Familiarity, therefore, won't be an issue. He's scored 609 Plunket Shield runs for Otago at 40 this summer and is a coming man among the country's batting group. But is it too much, too soon?
Central Districts' Jeet Raval made a century on Thursday against Northern Districts in Nelson. He is an opener, promising, can bat time, but inconsistent.
Opening is a job for specialists, the more so considering the opposition possess a high-quality seam attack.
The queue is led by former test pair Canterbury's Peter Fulton and Otago's Aaron Redmond, Nos 2 and 1 on shield aggregates, both past 900 runs, and getting them at averages of 56.3 and 58.5 respectively. They are 34 and 33, but that should be irrelevant. Redmond has been unwanted since late 2008. Fulton has been three years gone.
Hesson made the point in South Africa that players would be rewarded if they produced strong domestic form. Those two can certainly point to statistics and players should be picked when they're delivering. If Hesson and Littlejohn want to look ahead, then it will most likely be Rutherford.
McCullum yesterday all but confirmed wicketkeeper BJ Watling would stay in the middle order, so puttings the Luke Ronchi question back in the cupboard for another two weeks. The middle order is settled - Kane Williamson, Ross Taylor, McCullum and Dean Brownlie, Watling at No 7.
The seamers will be Tim Southee, Doug Bracewell, in good recent form for CD, Trent Boult and either Neil Wagner or Mark Gillespie. Injury has hit veteran Chris Martin at the wrong time.
James Franklin could be in the enlarged group, but who to do the spin bowling?

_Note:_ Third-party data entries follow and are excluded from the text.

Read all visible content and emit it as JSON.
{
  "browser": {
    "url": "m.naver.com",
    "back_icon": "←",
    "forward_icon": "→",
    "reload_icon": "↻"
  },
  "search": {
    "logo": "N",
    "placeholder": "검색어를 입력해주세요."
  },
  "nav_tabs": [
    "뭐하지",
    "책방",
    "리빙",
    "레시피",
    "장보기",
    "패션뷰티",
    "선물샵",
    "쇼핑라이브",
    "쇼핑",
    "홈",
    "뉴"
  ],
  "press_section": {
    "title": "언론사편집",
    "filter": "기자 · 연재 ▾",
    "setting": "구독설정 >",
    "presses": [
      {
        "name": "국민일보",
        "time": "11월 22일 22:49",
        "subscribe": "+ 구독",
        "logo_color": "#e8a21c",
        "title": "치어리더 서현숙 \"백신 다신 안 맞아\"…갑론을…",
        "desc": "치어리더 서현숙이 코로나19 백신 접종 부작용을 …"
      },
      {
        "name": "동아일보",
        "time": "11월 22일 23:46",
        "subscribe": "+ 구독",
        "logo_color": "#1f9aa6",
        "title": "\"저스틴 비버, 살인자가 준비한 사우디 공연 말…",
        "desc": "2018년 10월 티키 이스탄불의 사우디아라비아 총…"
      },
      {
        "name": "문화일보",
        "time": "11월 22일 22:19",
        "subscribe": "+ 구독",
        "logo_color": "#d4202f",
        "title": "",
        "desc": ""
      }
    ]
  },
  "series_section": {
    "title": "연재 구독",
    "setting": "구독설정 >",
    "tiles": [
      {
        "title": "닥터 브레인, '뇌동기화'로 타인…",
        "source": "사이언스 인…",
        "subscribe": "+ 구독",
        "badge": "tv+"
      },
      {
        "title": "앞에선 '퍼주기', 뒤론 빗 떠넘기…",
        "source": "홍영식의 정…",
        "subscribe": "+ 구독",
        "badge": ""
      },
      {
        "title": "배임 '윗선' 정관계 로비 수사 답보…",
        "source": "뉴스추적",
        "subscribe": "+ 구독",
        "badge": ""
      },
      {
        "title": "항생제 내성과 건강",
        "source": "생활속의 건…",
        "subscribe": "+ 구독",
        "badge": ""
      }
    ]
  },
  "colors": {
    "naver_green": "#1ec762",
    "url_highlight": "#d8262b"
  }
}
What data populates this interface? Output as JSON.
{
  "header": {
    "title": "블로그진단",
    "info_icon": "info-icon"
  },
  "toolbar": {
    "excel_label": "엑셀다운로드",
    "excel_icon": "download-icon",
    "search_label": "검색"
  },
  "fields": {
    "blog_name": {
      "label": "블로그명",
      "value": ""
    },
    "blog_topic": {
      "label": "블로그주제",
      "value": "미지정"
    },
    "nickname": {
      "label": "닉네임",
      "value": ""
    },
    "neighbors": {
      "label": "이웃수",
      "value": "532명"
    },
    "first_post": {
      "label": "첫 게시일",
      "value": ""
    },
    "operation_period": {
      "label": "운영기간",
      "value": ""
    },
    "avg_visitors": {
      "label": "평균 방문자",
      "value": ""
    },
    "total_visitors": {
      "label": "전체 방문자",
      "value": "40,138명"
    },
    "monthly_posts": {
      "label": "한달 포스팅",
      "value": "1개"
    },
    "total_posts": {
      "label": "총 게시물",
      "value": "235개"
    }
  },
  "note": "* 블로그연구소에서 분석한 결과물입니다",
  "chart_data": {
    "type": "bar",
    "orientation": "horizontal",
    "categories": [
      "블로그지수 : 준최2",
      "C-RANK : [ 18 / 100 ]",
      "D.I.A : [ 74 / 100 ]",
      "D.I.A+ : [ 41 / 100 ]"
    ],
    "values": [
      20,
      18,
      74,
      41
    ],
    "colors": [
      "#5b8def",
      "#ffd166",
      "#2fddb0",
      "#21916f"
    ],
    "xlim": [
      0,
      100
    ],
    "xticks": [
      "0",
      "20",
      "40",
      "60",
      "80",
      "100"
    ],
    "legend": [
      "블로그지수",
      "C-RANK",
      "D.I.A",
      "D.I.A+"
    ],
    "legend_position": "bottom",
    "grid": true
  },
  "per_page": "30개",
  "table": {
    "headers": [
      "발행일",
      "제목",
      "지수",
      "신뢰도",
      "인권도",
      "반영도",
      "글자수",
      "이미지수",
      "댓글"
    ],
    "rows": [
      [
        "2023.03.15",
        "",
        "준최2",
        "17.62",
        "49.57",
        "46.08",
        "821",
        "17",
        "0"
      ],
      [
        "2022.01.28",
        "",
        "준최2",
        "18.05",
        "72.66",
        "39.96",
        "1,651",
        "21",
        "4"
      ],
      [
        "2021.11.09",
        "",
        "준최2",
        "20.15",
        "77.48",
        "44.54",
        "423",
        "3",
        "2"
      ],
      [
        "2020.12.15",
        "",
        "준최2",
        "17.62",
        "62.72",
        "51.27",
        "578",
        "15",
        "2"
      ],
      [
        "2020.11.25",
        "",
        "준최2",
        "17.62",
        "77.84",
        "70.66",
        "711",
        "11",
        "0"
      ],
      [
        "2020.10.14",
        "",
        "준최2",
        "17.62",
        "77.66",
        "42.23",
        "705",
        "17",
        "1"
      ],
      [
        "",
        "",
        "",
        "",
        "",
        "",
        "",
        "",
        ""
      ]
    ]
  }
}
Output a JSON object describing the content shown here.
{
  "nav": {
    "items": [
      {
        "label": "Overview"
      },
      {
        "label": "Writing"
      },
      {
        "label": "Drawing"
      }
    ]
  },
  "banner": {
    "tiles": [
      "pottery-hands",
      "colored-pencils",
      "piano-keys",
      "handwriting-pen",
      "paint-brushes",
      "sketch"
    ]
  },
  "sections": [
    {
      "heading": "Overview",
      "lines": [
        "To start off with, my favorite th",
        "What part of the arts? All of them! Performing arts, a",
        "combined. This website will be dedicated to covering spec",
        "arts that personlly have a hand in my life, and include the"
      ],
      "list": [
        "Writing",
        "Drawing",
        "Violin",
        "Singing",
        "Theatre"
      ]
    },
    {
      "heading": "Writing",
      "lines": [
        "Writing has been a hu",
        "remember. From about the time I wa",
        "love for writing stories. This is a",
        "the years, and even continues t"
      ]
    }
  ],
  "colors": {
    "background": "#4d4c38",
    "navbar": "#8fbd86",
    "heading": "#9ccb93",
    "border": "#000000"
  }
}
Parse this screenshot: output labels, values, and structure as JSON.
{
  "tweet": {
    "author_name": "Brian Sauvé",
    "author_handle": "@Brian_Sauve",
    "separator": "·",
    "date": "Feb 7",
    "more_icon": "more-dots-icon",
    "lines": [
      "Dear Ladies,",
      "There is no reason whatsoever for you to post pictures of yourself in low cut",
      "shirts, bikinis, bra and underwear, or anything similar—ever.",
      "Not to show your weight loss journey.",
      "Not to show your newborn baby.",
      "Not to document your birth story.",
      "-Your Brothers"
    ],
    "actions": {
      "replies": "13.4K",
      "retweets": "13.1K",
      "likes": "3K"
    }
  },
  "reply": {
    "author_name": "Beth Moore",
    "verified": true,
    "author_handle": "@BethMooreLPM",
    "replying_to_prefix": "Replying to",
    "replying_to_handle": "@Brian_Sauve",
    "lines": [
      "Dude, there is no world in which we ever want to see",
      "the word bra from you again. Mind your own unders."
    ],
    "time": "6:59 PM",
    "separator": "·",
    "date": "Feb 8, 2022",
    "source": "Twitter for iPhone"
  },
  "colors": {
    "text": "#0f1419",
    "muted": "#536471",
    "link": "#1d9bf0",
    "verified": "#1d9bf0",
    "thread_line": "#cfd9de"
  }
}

Nathan McCullum, uncapped but a short game veteran, is capable of tying up one end while the seamers attack from the other; Auckland's left-armer Bruce Martin, also uncapped, is among the wickets again.
Then there's Jeetan Patel, who should not even be discussed after South Africa.
His batting was embarrassing; his bowling ineffective. His last four tests have produced five wickets. He's taken 52 in 19 tests at 48 apiece. Picking him now is basically akin to giving up a spot. He took five wickets at the Basin Reserve on Thursday. Even so, surely not.
One other option: play four seamers and use Williamson's part-time offspin. Unlikely, but certainly it will have been mooted.
Possible test squad for Dunedin: Brendon McCullum (c), Peter Fulton, Aaron Redmond, Kane Williamson, Ross Taylor, Dean Brownlie, BJ Watling, James Franklin, Nathan McCullum, Tim Southee, Doug Bracewell, Trent Boult, Neil Wagner.